A more robust-looking sequence of Pine images, from a year or two later, used woodblock-printed letters as structural elements in a manner more akin to McCahon although, again, the layering of word on top of word made for a more patterned effect.

These banner-like configurations of words, which the artist printed on the Royal Columbian hand press at the Bibliography Room at the University of Otago, also echo the artist's early Pop Art and Op Art influences, the handwritten words offsetting the weighty printed letters with hazy graffiti. Some of the printed letters are damaged, smudged, or they look as if they have been eroded by chemicals or the elements. As always, Hotere's interest in textures and the imperfections in finish is integral to the complexity and allusiveness he requires of his often minimal visual elements.

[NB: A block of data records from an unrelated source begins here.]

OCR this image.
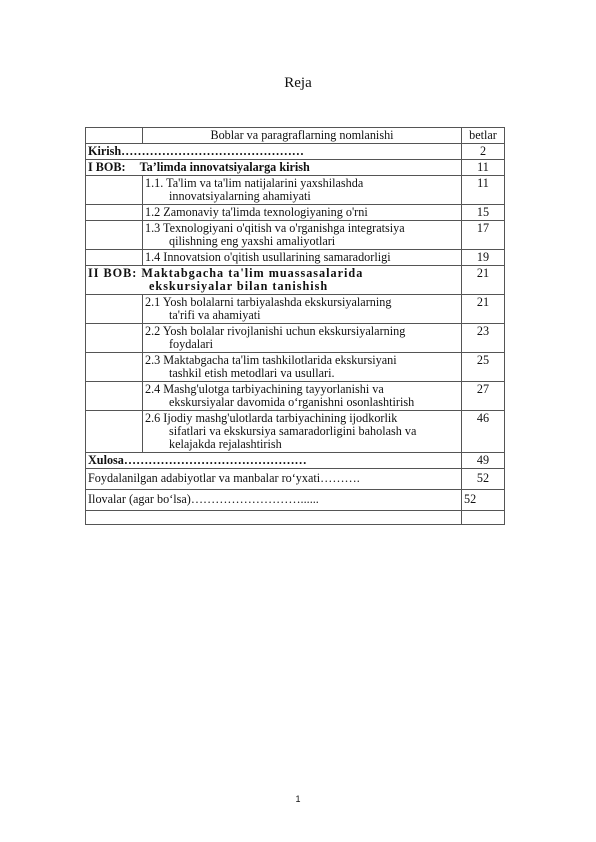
Reja
	Boblar va paragraflarning nomlanishi	betlar
Kirish………………………………………		2
I BOB: Ta’limda innovatsiyalarga kirish		11
	1.1. Ta'lim va ta'lim natijalarini yaxshilashda
innovatsiyalarning ahamiyati	11
	1.2 Zamonaviy ta'limda texnologiyaning o'rni	15
	1.3 Texnologiyani o'qitish va o'rganishga integratsiya
qilishning eng yaxshi amaliyotlari	17
	1.4 Innovatsion o'qitish usullarining samaradorligi	19
II BOB: Maktabgacha ta'lim muassasalarida
ekskursiyalar bilan tanishish		21
	2.1 Yosh bolalarni tarbiyalashda ekskursiyalarning
ta'rifi va ahamiyati	21
	2.2 Yosh bolalar rivojlanishi uchun ekskursiyalarning
foydalari	23
	2.3 Maktabgacha ta'lim tashkilotlarida ekskursiyani
tashkil etish metodlari va usullari.	25
	2.4 Mashg'ulotga tarbiyachining tayyorlanishi va
ekskursiyalar davomida o‘rganishni osonlashtirish	27
	2.6 Ijodiy mashg'ulotlarda tarbiyachining ijodkorlik
sifatlari va ekskursiya samaradorligini baholash va
kelajakda rejalashtirish	46
Xulosa………………………………………		49
Foydalanilgan adabiyotlar va manbalar ro‘yxati……….		52
Ilovalar (agar bo‘lsa)………………………......		52

1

Hotere exploits the multiple meaning of 'pine', letting the word commute between the natural world and the world of human emotions and expression. Ian Wedde wrote in the Evening Post in 1990: Hotere has run whole series of puns off titles, and whole series and re-series of works off puns. Because of the silence in the ground of his work, the gestures (the speech) that play upon that silence can do much with very little…

The serious aspect of word play is a given of twentieth century literature with such pioneering figures as James Joyce and Gertrude Stein fracturing both the sound and sense of words and phrases to realise new, unpredictable forms. Hotere recognises the potentiality of even the simplest puns - witness the Pine series and, just as spectacularly, the earlier Malady paintings. His works attest to the capacity of language to subvert our expectations, to alter the way we perceive reality.

Gregory O'Brien: HOTERE - Out The Black Window: Ralph Hotere's work with New Zealand Poets, Godwit, City Gallery, Wellington, 1997, Chapter 6: Empty of shadows and making a shadow p. 49 and 51.